The Rockets' Cordale Scott will get to see his 2-year-old son more playing at Toledo instead of Illinois.
Cordale Scott seems like a man with the weight of the world finally lifted off his shoulders.
Two years ago, Scott faced a life-changing dilemma. He was just a 19-year-old sophomore wide receiver at the University of Illinois at the time, and also an unwed father whose child lived more than 400 miles away in Scott's hometown of Cleveland.
As a four-star recruit out of Cleveland Glenville High, Scott had a bounty of expectations placed on him upon joining the Illini.
Nearly every school in the Big Ten was after Scott during his days as a prep standout, and it was easy to see why. His 6-foot-4 frame and 4.5 second 40-yard dash speed left recruiters drooling.
Scott's playing career at Illinois left much to be desired, however. He played sparingly in three games as a freshman and 11 more the following year but never caught a single pass for the Illini.
By the middle of his sophomore year, feeling as homesick as ever, Scott knew he had to make a change.
"My sophomore year my son was born and then I left that [following] spring," Scott said. "It was just tough. He'd come down for a Saturday and I'd only see him for two days. I didn't want to miss out on so much with him growing and developing."
Seeking out a school closer to home, Scott turned to a familiar face.
University of Toledo coach Tim Beckman recruited Scott in high school while he was an assistant at Ohio State. The two formed a relationship then that neither had forgotten, and Beckman was the first person Scott called to see if he had a place on his team for a promising, yet unproven, transfer.

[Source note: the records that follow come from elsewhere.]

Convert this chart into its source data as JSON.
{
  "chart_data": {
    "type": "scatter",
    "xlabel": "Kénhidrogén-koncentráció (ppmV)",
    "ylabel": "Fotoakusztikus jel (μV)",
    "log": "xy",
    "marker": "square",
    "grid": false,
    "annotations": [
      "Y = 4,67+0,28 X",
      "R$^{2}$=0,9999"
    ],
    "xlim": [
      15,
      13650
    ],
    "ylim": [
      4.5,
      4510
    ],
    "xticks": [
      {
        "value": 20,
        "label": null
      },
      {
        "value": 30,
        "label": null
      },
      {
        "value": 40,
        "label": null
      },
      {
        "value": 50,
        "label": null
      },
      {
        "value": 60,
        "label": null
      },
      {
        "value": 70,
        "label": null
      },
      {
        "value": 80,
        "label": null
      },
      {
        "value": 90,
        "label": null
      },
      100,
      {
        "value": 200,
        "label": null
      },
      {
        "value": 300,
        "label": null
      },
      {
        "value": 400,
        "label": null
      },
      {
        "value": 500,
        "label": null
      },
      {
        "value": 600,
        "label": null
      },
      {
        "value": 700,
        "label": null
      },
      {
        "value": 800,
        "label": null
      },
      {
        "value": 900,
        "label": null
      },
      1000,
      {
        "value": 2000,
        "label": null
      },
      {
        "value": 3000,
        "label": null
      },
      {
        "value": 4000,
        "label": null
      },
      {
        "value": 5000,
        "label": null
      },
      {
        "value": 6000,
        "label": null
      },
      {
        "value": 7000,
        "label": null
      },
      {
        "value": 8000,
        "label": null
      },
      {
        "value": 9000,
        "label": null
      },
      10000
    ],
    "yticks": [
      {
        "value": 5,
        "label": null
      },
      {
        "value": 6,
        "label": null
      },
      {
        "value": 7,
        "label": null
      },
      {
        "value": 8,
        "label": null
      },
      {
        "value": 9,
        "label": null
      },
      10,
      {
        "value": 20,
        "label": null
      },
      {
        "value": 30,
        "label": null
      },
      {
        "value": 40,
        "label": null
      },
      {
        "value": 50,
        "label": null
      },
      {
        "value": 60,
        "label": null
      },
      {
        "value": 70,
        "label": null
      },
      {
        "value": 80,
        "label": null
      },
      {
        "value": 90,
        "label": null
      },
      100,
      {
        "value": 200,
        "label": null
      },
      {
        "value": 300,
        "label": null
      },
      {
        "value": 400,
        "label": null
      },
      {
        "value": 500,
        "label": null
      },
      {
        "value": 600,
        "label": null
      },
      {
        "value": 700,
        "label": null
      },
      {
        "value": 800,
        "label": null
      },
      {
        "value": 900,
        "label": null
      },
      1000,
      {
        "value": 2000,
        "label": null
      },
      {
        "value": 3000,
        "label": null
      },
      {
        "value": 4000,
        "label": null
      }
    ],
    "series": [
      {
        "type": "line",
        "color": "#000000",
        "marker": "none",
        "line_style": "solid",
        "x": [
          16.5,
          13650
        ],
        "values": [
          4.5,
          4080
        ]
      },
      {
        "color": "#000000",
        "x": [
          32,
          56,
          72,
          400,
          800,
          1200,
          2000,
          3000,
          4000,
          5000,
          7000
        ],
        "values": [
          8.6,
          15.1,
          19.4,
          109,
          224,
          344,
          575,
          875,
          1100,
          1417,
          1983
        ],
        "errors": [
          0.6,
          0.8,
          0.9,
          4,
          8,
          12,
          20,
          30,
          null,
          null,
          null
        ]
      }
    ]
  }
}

"I've been around Cordale for a long time," Beckman said. "When he called me up and asked me if he could be involved in our football team, it was without any question that I wanted that young man on my football team. Not just because he is a great football player, but he's a leader and an exceptional human being.
"When you're around Cordale, you feel it, you see it, you really do. You understand there's more to him than just being a football player."
Knowing that he'd be able to move back closer to home while still getting the chance to play the sport he loves was an overwhelming feeling for Scott and one he still cherishes.
"Coach Beck accepted me and said he'd take me in," Scott said. "He could have said no and I'd still be at Illinois. I'm just very thankful for that and I'll take advantage of every opportunity that I get here."
After sitting out last season per NCAA transfer rules, Scott seems poised to make an immediate impact for the Rockets this season.
On the second series of last April's spring game, Scott caught an 18-yard touchdown pass from former Glenville teammate Terrance Owens. It was a crowning moment in what should be many more for Scott in a UT uniform.
"I'm just thankful to God to have a second chance," Scott said. "Coming from Illinois, coach Ron Zook was a great guy but it was just too far from home. Coming here with coach Beckman, it's just real family-oriented and I like that. Sitting out one year really got me to understand the system here and buy into that belief."
It's all about family these days for Scott. He'll soon be joined in Toledo by Cordale, Jr., and his son's mother, who plan to move to the area in time for the Rockets' season-opener against New Hampshire on Sept. 1 at the Glass Bowl.
"He'll be at all the games, having his little jersey on," Scott said of his son, who is two years old.
"That was the main reason why I came back closer to home. It just felt like it was right. Then to see my son every day is a blessing."
Scott also has an aunt who lives in Toledo, and the rest of his family is just a short two-hour car ride away.
Making the decision to forgo his opportunity to play football in a BCS conference and move back closer to home so he can be the father he never had growing up is one Scott hasn't regretted for a second.
"I just wanted to make the right decision so I could be a great dad, and that's why I decided to come here to Toledo," he said.
"It just makes you look at life different. You're more self-motivated because you've got something to work for. It's not just about you.
"Everyday I wake up, I know whatever I do it reflects upon my son and my family. I just keep pushing on when things get tough and think about him."
Spoken like somebody that is clearly a changed man.